Sunday, April 19, 2009

Some hallucination debate from the Christian Think-Tank

This is some discussion at the Christian Think-Tank on the hallucination hypothesis.

3 comments:

Walter said...
This comment has been removed by the author.
Anonymous said...

The mass-halucination-theory is pretty wacky actually.

http://www.theologyweb.com/campus/showpost.php?p=2544882&postcount=3

Gregory said...

Matthew is right.

For instance, if you look at case studies of LSD trips done in groups, you will find that there is no uniform experience occurs; even if everybody is attending to the same sights, sounds and sensations around them. You will find that the reported "experiences" of people dosed with lysergic acid are highly unique, particular to each individual...and, certainly, far from ubiquitous.

The skeptic, from the starting gate, discounts any "religious experience" as originating, ontologically, from some Divine/supernatural source. It just doesn't fit into his/her structure of belief.

So their [skeptic] objection really amounts to a delineation of differing experiences, and not to a "rational" preference for so-called "non-religious" belief and experience.

Therefore, I would argue, this [skepticism] cannot count as a disproof of religious experience, per se. Rather, skeptical non-theists become heuristic illustrations of idiosyncratic bias.

Suppose a person requests this:

"well, prove to me that you had some experience of God"

But this is like trying to prove that I had certain, but unusual, qualia during an LSD trip. Someone, simply, cannot give the subjective textures of their own conscious experience to another person....or translate any aspect of experience into the third person (i.e. objectify experience).

In a sense, there can't really be an objective critique of "religious experience", since such a critique, if successful, would entail a critique of all experience (i.e. consciousness).

But the skeptic is really demanding for a "reason" to believe God exists, and not whether a religious person has had an experience that they believe involved the reality of God.

But if the mystic's "reason" to believe in God is tied into his or her numinous/religious experience/s, whatever that might be, then it's a category mistake to make "rational" demands on such persons. It's like asking someone to prove the sublimity and majesty of Mozart or Handel's compositions to someone who hates Classical Symphony Orchestra's...or hates music altogether.
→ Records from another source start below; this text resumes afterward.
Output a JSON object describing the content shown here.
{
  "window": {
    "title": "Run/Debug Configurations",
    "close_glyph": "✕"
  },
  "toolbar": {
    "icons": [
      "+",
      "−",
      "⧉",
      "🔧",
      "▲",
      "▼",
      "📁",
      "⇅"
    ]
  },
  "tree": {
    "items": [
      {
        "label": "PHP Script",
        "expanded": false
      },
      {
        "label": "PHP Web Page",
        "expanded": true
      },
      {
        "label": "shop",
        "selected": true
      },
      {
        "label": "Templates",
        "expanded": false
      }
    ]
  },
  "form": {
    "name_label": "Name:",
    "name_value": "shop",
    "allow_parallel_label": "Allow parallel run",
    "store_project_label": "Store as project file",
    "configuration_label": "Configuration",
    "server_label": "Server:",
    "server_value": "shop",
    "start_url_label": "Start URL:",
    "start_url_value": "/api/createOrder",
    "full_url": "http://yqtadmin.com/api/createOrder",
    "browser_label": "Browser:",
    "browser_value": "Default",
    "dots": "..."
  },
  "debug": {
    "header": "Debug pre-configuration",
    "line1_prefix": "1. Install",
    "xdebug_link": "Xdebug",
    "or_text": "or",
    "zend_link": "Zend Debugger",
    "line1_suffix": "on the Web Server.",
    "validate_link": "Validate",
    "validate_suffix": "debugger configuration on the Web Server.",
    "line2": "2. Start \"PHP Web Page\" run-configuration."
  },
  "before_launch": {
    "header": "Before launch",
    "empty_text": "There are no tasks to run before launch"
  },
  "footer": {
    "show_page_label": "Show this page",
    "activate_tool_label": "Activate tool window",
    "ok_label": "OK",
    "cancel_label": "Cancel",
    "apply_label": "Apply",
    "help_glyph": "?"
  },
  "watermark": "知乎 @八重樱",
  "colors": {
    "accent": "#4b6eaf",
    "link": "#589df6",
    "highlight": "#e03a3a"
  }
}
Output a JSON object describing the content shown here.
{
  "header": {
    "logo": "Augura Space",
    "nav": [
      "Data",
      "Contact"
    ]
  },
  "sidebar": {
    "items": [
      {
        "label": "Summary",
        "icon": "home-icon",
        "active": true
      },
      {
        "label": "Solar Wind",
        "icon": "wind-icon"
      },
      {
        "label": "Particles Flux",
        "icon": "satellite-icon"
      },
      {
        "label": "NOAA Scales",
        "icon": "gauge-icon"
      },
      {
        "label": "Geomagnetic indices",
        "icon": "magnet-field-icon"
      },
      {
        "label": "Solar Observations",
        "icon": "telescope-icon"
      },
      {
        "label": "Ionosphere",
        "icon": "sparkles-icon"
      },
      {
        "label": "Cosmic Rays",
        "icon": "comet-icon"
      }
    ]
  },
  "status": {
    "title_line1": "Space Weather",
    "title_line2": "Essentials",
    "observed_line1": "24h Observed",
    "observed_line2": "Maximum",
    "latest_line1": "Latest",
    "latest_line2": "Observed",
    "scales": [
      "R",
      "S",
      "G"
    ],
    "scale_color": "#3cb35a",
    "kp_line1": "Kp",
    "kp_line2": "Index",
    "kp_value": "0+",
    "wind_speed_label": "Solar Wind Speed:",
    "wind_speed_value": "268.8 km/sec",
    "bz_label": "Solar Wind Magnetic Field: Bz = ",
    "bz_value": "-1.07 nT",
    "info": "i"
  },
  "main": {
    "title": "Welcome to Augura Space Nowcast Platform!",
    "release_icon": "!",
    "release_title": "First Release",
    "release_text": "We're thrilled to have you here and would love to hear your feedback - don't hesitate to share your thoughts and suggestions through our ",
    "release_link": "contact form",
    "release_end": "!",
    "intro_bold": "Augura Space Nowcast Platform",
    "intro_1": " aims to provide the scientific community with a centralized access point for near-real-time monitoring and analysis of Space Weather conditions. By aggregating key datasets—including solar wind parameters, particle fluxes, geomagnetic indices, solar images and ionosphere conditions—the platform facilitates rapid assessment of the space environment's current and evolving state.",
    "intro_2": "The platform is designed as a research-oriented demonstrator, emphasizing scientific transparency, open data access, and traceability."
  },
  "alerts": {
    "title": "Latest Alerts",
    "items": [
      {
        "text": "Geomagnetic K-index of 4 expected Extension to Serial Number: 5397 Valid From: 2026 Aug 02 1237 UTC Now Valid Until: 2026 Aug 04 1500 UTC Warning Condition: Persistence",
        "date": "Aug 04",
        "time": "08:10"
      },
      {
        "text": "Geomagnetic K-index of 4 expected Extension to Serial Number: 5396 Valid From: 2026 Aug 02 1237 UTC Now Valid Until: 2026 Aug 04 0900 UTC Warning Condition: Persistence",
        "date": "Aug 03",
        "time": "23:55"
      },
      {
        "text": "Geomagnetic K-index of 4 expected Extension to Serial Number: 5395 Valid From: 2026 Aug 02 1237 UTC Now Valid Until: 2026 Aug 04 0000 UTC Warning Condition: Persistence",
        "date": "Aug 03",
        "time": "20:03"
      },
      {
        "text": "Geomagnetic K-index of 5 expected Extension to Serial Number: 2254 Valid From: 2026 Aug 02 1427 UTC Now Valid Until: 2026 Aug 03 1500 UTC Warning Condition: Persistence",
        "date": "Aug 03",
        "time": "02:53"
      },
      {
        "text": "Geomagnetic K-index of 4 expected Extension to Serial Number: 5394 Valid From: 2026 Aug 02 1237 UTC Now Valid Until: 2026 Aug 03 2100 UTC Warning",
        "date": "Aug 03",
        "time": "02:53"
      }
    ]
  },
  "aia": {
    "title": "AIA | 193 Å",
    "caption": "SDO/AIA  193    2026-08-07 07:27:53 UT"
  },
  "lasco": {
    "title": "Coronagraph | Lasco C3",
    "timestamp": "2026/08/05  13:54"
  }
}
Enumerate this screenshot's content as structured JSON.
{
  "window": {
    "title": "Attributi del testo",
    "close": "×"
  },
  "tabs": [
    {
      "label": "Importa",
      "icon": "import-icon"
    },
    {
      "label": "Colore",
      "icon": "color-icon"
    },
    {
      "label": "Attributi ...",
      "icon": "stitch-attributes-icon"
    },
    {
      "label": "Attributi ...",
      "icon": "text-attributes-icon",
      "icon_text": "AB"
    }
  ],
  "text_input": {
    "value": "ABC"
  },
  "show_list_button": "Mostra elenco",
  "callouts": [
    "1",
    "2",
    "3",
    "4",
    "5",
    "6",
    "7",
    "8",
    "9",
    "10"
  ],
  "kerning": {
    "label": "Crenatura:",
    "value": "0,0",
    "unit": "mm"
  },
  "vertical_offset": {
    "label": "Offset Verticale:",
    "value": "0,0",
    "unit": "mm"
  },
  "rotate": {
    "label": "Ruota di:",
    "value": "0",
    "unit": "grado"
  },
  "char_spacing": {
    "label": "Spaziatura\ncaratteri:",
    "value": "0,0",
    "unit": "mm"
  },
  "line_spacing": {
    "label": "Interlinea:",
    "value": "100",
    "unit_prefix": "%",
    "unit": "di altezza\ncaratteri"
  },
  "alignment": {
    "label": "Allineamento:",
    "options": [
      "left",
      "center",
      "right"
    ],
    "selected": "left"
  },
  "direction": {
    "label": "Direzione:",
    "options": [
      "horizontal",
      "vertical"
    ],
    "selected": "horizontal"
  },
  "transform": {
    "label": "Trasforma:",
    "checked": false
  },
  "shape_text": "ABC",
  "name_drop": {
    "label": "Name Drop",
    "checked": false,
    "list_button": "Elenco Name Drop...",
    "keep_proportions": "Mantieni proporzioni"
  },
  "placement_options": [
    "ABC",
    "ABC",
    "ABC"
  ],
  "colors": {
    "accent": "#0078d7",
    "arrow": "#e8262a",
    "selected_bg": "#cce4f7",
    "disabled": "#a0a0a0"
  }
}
The skeptic is only able to say that such-and-such religious experiences do not mesh with his/her beliefs....not that such experiences haven't occurred; and not that they haven't occurred supernaturally.

Even in the face of "sound" objections to the existence of God, one has not negated the truth or reliability of religious experience, or God's existence. At best, such "rational" critiques of theism would only show that reason was unable to yield knowledge of God....not that God didn't exist; and not that someone couldn't have an "experience" of God.

Those objections might be convincing to someone who placed all their eggs in one basket: "reason"

As I see it, the argument from reason acts as a bulwark against such skeptical criticisms because skeptical critiques of theism count equally against reason...which, in the final analysis, is self-stultifying.

So, it's odd how skeptics make their own consciousness the sine qua non of all consciousness....in effect, making them a sort of self-styled Prophet whose own mind becomes the oracle for discerning all states and modalities of consciousness and reality. I'm sure that they would disagree with this assessment. By the same token, I'm not sure why they would see this as an illegitimate characterization.

At the very least, this kind of skepticism is akin to solipsism; in that, the only type of "experience" possible is the one the skeptic is having, or has had. This is very near, if not identical, to the idea of a Mono-mind.

So, contrary to the opinions of some, I think William Craig makes a good point about the properly basic nature of religious experience, and why, in lieu of individual religious experience, there isn't any force to so-called "rational" defeaters of theistic belief.